Le prime composizioni sono formate da una melodia e da una linea più grave di note che
rappresenta l’accompagnamento (da realizzare a piacimento con clavicembalo o altro strumento).
Questa tecnica (scrivere solo la nota più grave dell’accompagnamento) si chiama basso continuo.
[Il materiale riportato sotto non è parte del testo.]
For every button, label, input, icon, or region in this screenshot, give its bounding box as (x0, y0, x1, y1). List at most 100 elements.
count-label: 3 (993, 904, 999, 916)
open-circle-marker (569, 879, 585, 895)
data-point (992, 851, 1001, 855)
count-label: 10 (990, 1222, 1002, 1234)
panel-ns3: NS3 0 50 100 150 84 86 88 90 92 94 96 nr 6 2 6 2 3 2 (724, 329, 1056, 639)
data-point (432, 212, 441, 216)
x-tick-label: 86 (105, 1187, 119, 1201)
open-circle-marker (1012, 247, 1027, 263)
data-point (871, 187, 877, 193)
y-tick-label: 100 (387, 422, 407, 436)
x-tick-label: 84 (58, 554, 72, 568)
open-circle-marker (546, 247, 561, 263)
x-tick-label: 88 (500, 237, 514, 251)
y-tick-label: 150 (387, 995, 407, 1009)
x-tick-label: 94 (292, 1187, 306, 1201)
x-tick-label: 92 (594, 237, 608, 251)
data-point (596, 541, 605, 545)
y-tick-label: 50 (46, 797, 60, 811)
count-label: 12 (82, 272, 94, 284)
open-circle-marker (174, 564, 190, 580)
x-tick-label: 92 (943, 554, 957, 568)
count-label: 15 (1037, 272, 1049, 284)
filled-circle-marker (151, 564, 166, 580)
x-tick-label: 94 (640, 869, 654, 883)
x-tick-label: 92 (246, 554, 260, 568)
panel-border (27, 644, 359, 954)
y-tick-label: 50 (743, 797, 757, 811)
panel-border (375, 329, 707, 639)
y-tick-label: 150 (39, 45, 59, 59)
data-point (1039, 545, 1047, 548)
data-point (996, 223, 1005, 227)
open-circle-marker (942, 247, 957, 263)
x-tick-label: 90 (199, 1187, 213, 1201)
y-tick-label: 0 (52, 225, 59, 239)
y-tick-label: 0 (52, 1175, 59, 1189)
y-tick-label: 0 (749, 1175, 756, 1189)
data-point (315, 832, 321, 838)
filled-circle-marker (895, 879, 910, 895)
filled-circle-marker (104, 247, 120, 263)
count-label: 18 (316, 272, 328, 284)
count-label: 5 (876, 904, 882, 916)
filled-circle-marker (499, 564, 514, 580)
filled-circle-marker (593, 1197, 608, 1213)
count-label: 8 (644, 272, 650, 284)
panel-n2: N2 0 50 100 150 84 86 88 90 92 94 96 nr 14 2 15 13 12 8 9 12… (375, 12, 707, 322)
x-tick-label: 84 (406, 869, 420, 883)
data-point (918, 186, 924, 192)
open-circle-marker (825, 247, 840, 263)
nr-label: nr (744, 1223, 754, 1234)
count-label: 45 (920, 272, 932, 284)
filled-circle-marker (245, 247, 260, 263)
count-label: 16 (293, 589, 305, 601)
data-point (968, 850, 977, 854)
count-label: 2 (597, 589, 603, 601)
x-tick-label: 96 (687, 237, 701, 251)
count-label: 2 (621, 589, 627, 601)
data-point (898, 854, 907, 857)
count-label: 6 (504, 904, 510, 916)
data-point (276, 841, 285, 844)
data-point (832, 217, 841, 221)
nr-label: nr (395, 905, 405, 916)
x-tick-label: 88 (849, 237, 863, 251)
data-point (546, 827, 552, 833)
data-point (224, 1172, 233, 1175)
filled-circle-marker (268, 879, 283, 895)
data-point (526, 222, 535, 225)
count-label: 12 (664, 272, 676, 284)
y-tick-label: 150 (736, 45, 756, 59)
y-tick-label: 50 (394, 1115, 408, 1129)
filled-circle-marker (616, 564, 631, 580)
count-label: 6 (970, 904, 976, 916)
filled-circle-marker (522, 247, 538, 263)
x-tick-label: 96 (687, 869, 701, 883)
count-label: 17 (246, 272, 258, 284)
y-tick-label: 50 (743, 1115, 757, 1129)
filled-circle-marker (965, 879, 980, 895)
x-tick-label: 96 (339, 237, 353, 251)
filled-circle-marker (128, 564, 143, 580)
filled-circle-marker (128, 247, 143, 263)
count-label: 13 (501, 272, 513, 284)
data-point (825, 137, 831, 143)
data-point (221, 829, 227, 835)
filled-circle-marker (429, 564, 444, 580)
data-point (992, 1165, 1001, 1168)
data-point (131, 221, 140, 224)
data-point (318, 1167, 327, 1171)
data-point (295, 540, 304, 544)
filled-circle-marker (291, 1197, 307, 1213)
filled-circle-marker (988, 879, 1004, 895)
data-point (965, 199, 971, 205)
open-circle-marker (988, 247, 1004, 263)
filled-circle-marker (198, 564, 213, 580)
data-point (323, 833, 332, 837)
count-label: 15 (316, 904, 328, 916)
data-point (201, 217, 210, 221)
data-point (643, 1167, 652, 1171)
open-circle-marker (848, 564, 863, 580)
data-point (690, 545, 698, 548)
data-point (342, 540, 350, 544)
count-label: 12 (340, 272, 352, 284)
Sempre grazie al lavoro compiuto dalla Camerata de’ Bardi, si assiste, nei primi anni del 1600 alla
nascita uno spettacolo musicale del tutto nuovo: l’opera o melodramma. Si tratta della
realizzazione teatrale di una vicenda in cui vengono utilizzati diversi mezzi espressivi e in cui gli
interpreti si esprimono cantando accompagnati dall’orchestra. Dal punto di vista musicale si
utilizzano:

* la monodia accompagnata  per il canto solistico;

* il recitar cantando (una specie di declamazione intonata);

* la polifonia per i brani corali;

* La musica strumentale  per gli intermezzi riservati all’orchestra;

* La danza.

Gli altri ingredienti di un’opera sono:

* Il libretto  (è la parte letteraria di un’opera e contiene la trama con i dialoghi);

* la scenografia  (l’insieme dei fondali che ricostruiscono gli ambienti, gli arredi di scena);

* la coreografia  (la cura dei movimenti danzati);

* i costumi.

Tra le prime opere realizzate troviamo Euridice , musica di Jacopo Peri e libretto di Ottaviano
Rinuccini, rappresentata a Firenze il 6 ottobre 1600. Molti studiosi considerano Euridice  il primo
esempio di opera nella storia della musica. Da ricordare anche le opere di Claudio Monteverdi
(Orfeo)

LA MUSICA STRUMENTALE
Durante il Cinquecento aumenta tra la gente di ogni classe sociale il piacere di ascoltare musica,
grazie anche all’impulso che l’invenzione della stampa musicale ha dato alla diffusione della
musica in ogni ambito. In particolare gli strumenti musicali, che fino ad allora avevano avuto un
ruolo marginale, esclusivamente relegati all’accompagnamento delle voci, ricevono nuova linfa
vitale e si staccano dalla musica vocale. Nascono così nuove forme esclusivamente pensate per gli
strumenti musicali.

La danza
Durante il Rinascimento la danza acquisisce molta importanza sia nelle piazze che all’interno delle
corti, dove nasce la figura del maestro di danza, che ha il compito di insegnare le danze al Signore e
ai suoi ospiti e creare nuove coreografie per le feste di corte. Lo sviluppo della danza determina uno
sviluppo anche della musica strumentale che la accompagna. Tra le danze più diffuse
troviamo pavana, allemanda, gagliarda, piva e corrente. Tali danze spesso vengono accoppiate tra
di loro, mettendo in successione una danza dall’andamento più vivace e una danza di andamento
moderato. Di origine francese, invece, i branle

Gli strumenti musicali


Tra gli strumenti più diffusi ricordiamo: viole da gamba e viole da braccio, (strumenti a corde
strofinate), violini, liuti, cetre, chitarre, arpe e clavicembali (strumenti a corde pizzicate). Tra gli
strumenti a fiato troviamo flauti dritti e traversi, la bombarda e il cromorno  (ad ancia
doppia), trombe e tromboni, cornamuse. Nelle chiese continua ad essere utilizzato l’organo. A
questi vanno aggiunti strumenti a percussioni come tamburi, tamburelli, sonagli, piatti.